Con uva da tavola e radicchio è partita la campagna di comunicazione sui prodotti italiani promossa da Ortofrutta Italia con il patrocinio del Mipaaft. Una cartellonistica già esposta in 5.000 punti vendita italiani per guidare all’acquisto i consumatori odierni, sempre più esigenti e desiderosi di essere informati sulle caratteristiche dei prodotti che acquistano.

I poster informativi preparati, di volta in volta, seguendo la stagionalità dei prodotti, hanno anche l’obiettivo di contribuire a  una cultura alimentare di cui si sente sempre più l’esigenza, in una società che oscilla tra junk food e ossessioni dietiste.

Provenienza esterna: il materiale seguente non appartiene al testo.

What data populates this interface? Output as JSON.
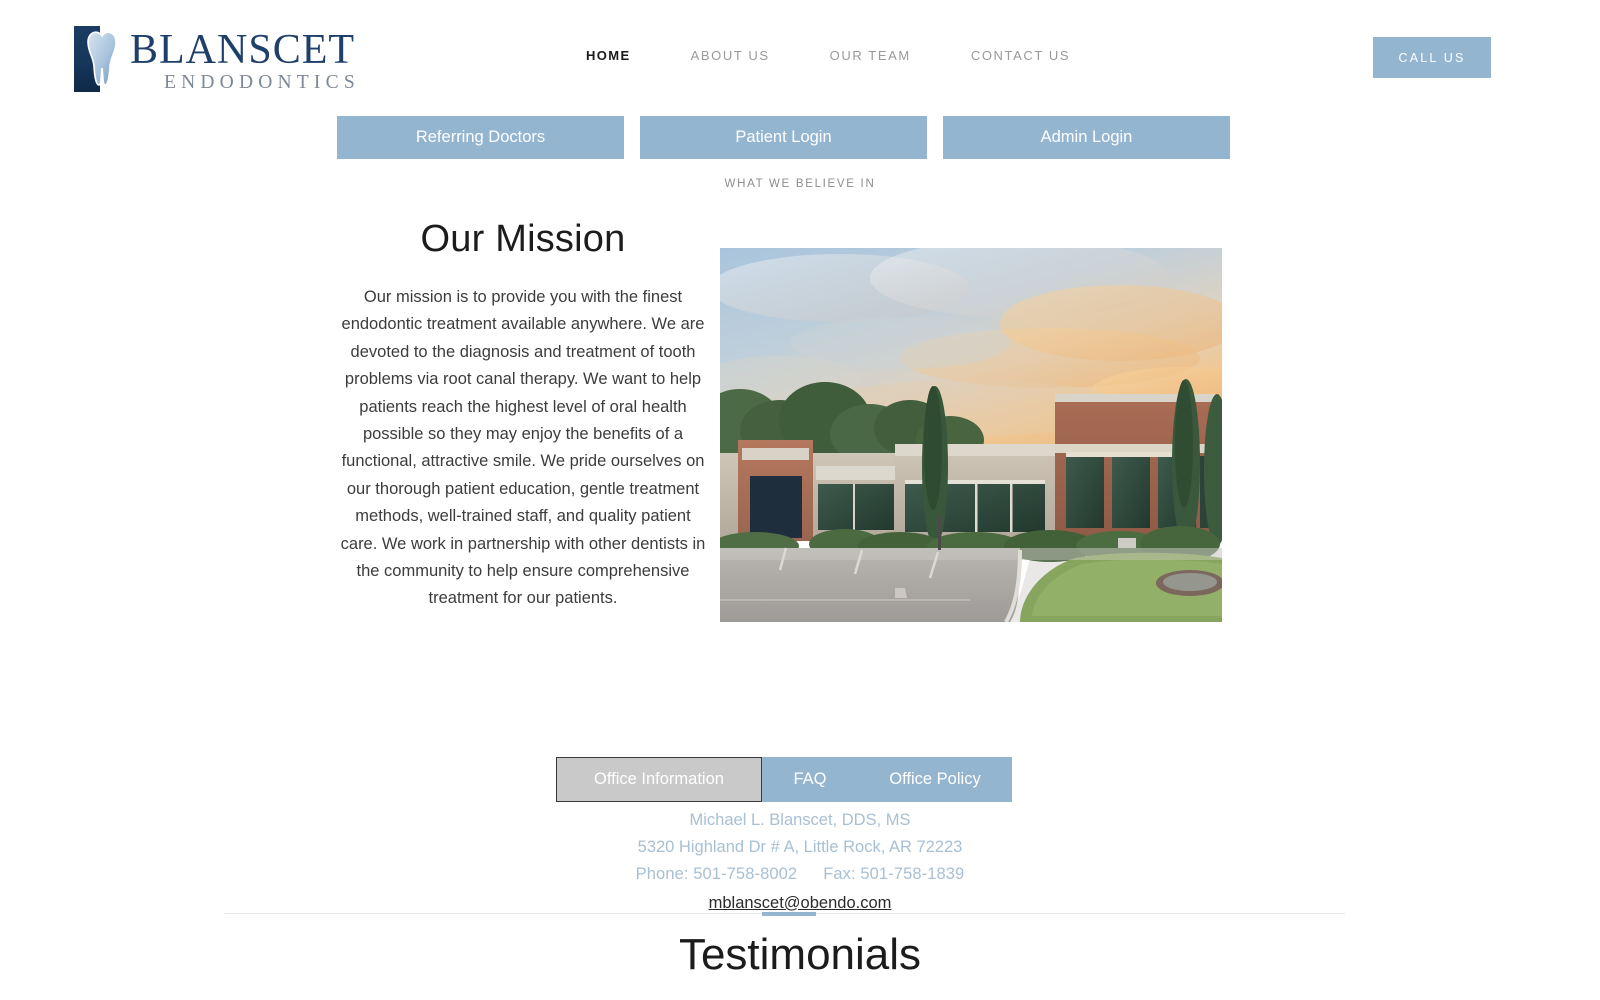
{
  "header": {
    "logo": {
      "mark_icon": "tooth-icon",
      "main_text": "BLANSCET",
      "sub_text": "ENDODONTICS"
    },
    "nav": [
      {
        "label": "HOME",
        "active": true
      },
      {
        "label": "ABOUT US",
        "active": false
      },
      {
        "label": "OUR TEAM",
        "active": false
      },
      {
        "label": "CONTACT US",
        "active": false
      }
    ],
    "call_button": "CALL US"
  },
  "quick_links": [
    {
      "label": "Referring Doctors"
    },
    {
      "label": "Patient Login"
    },
    {
      "label": "Admin Login"
    }
  ],
  "mission": {
    "eyebrow": "WHAT WE BELIEVE IN",
    "title": "Our Mission",
    "body": "Our mission is to provide you with the finest endodontic treatment available anywhere.  We are devoted to the diagnosis and treatment of tooth problems via root canal therapy.  We want to help patients reach the highest level of oral health possible so they may enjoy the benefits of a functional, attractive smile.  We pride ourselves on our thorough patient education, gentle treatment methods, well-trained staff, and quality patient care.  We work in partnership with other dentists in the community to help ensure comprehensive treatment for our patients.",
    "photo_alt": "office-building-at-sunset"
  },
  "office": {
    "tabs": [
      {
        "label": "Office Information",
        "active": true
      },
      {
        "label": "FAQ",
        "active": false
      },
      {
        "label": "Office Policy",
        "active": false
      }
    ],
    "doctor_name": "Michael L. Blanscet, DDS, MS",
    "address": "5320 Highland Dr # A, Little Rock, AR 72223",
    "phone": "Phone: 501-758-8002",
    "fax": "Fax: 501-758-1839",
    "email": "mblanscet@obendo.com"
  },
  "testimonials": {
    "title": "Testimonials"
  },
  "colors": {
    "accent_blue": "#93b5d0",
    "logo_navy": "#1d3f69",
    "logo_gray": "#7d8894",
    "active_tab_gray": "#c9c9c9",
    "info_text_blue": "#a8c0d4"
  }
}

Informazioni per un consumo di ortofrutta di stagione più consapevole

“La promozione e comunicazione istituzionale di filiera è per noi un progetto di utilità pubblica”. Così ha dichiarato Nazario Battelli, presidente dell’Organizzazione Interprofessionale Ortofrutta Italia, durante la conferenza stampa organizzata ieri al Mipaaft per presentare la campagna. “Il primo obiettivo è fornire informazioni ai consumatori nei punti vendita ma la campagna ha anche lo scopo di migliorare la qualità dei nostri prodotti ortofrutticoli”.

L’impegno dei fornitori per prodotti di qualità

La campagna sarà infatti caratterizzata da un impegno da parte dei produttori a fornire ai punti di vendita solo quei prodotti che rispondano ai parametri di un capitolato di qualità, che innalza alcuni criteri qualitativi.

Un momento della presentazione al Mipaaft

Ora, dunque, la palla passa a chi si occupa di commercializzazione e produzione che deve aderire alla campagna esponendo i poster. “Smettiamola di lamentarci della politica e diamoci da fare. Ora abbiamo lo strumento per aumentare i consumi. Usiamolo”, ha detto Donato Fanelli, coordinatore del Comitato di prodotto di Ortofrutta Italia per l’uva da tavola. “Con questa campagna abbiamo caricato la pistola, ora bisogna sparare”.